Adopt-a-trail program ‘a little bit addictive’
EAGLE COUNTY — In February, Andy Gunion was nervous that the Forest Service’s adopt-a-trail program idea wouldn’t get enough support in time to start this summer.
By March, he was feeling better.
“After talking to just a few people it ramped up quickly,” he said. “The generosity in this valley is just incredible.”
On Tuesday, representatives from 24 groups of four showed up at The Dusty Boot in Beaver Creek to adopt 20 trails. The fact that the program’s kick-off meeting attracted more groups than trails available further showcased the support the adopt-a-trail program has within the Eagle-Holy Cross Ranger District, said program coordinator Michelle Wolffe.
“We need some groups to consolidate so everybody could go home with an adopted trail,” she said.
For Wolffe, a Vail Valley Mountain Biking Association board member and former X-Ray technician, the adopt-a-trail coordinator position is a dream job. She will work with people including Paula Peterson from the Eagle-Holy Cross Ranger District, who has helped with adopt-a-trail programs in other areas. Peterson said the Vail Valley Mountain Biking Association will act as a funnel organization for the program.
“We thought if we could get one mothership organization and funnel everybody through that, it would really consolidate the efforts on both sides,” Peterson said. “And so (the Vail Valley Mountain Bike Association) stepped up and said ‘we will be your partner.’”

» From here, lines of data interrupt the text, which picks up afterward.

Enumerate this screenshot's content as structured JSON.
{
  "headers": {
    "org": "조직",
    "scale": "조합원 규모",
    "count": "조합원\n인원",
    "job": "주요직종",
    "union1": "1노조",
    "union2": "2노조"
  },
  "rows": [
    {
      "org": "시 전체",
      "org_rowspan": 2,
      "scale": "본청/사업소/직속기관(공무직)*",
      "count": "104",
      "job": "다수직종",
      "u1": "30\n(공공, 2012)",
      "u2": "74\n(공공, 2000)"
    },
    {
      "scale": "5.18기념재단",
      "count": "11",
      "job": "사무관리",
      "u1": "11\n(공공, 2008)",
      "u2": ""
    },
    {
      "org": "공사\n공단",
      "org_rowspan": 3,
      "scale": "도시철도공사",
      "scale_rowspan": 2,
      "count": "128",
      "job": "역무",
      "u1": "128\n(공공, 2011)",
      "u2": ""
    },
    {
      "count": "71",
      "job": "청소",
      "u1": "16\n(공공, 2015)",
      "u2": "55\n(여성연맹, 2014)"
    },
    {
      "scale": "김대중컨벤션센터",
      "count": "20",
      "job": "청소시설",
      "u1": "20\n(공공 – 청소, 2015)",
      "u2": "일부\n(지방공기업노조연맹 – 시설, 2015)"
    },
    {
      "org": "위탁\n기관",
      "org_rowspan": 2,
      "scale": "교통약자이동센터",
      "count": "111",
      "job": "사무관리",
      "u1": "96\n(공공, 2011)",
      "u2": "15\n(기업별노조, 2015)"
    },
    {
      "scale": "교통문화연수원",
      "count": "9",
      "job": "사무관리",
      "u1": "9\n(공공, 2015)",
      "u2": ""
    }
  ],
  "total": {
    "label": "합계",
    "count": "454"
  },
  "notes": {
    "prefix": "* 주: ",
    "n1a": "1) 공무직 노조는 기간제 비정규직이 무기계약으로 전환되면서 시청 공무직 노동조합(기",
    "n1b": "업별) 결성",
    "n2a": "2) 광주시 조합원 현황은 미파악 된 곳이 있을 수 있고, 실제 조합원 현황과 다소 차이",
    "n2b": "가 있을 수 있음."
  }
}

For Vail Valley Mountain Bike Association president Jamie Malin, the program was one more way to chase the dragon.
“It gets a little bit addictive,” said Malin, who has been working on trails since 2004. “Once you get trained and you understand what a sustainable trail looks like, you’re going to have a different eye and you’re going to start saying ‘I need to fix that.’”
Assignments for the 20 trails were issued Tuesday using a lottery system. Beaver Creek resident Michael Dunahay’s group won the lottery and was awarded first choice of the available trails in the Eagle-Holy Cross Ranger District; Dunahay chose the Grouse Lake trail near Beaver Creek.
“I hike that trail often,” he said. “I’ve been managing the trail unofficially, and just wanted to get some training and keep doing it.”
For the next two years, Dunahay will be an official maintenance worker on the Grouse Lake trail, which means he will receive instruction from the Forest Service on what they call “the do’s and don’t’s” of trail work, including safety training, proper attire and other specific functions of the job. His group will be charged with scheduling at least two work days of three hours each in 2016, and three work days in 2017.
“We’re keeping it focused this year,” said Mike Beach with the Forest Service. “We want to be successful and get off to a good start and gain momentum.”
Beach said by having adopt-a-trail groups such as Dunahay’s taking care of basic trail maintenance — cleaning drainages, maintaining vegetation, picking up trash and checking on signage — it will free up the Forest Service to work on the projects that require more of their technical expertise, like building bridges and turnpikes.
“This really takes a lot of the burden off of our crews to get through these trails,” Beach said. “As a result, the trail system will be improved.”
That, said Malin, is the true goal of the adopt-a-trail program, addictive properties aside.
“The Forest Service’s focus in the past has been working on trails that are most heavily used, which often times means the closest ones to the community,” Malin said. “And as a result some of those iconic backcountry trails are not getting the attention they deserve, because there just isn’t the resources.”
Not only that, “If we don’t take care of the trails we have, we’re never going to get to build new trails,” Malin added.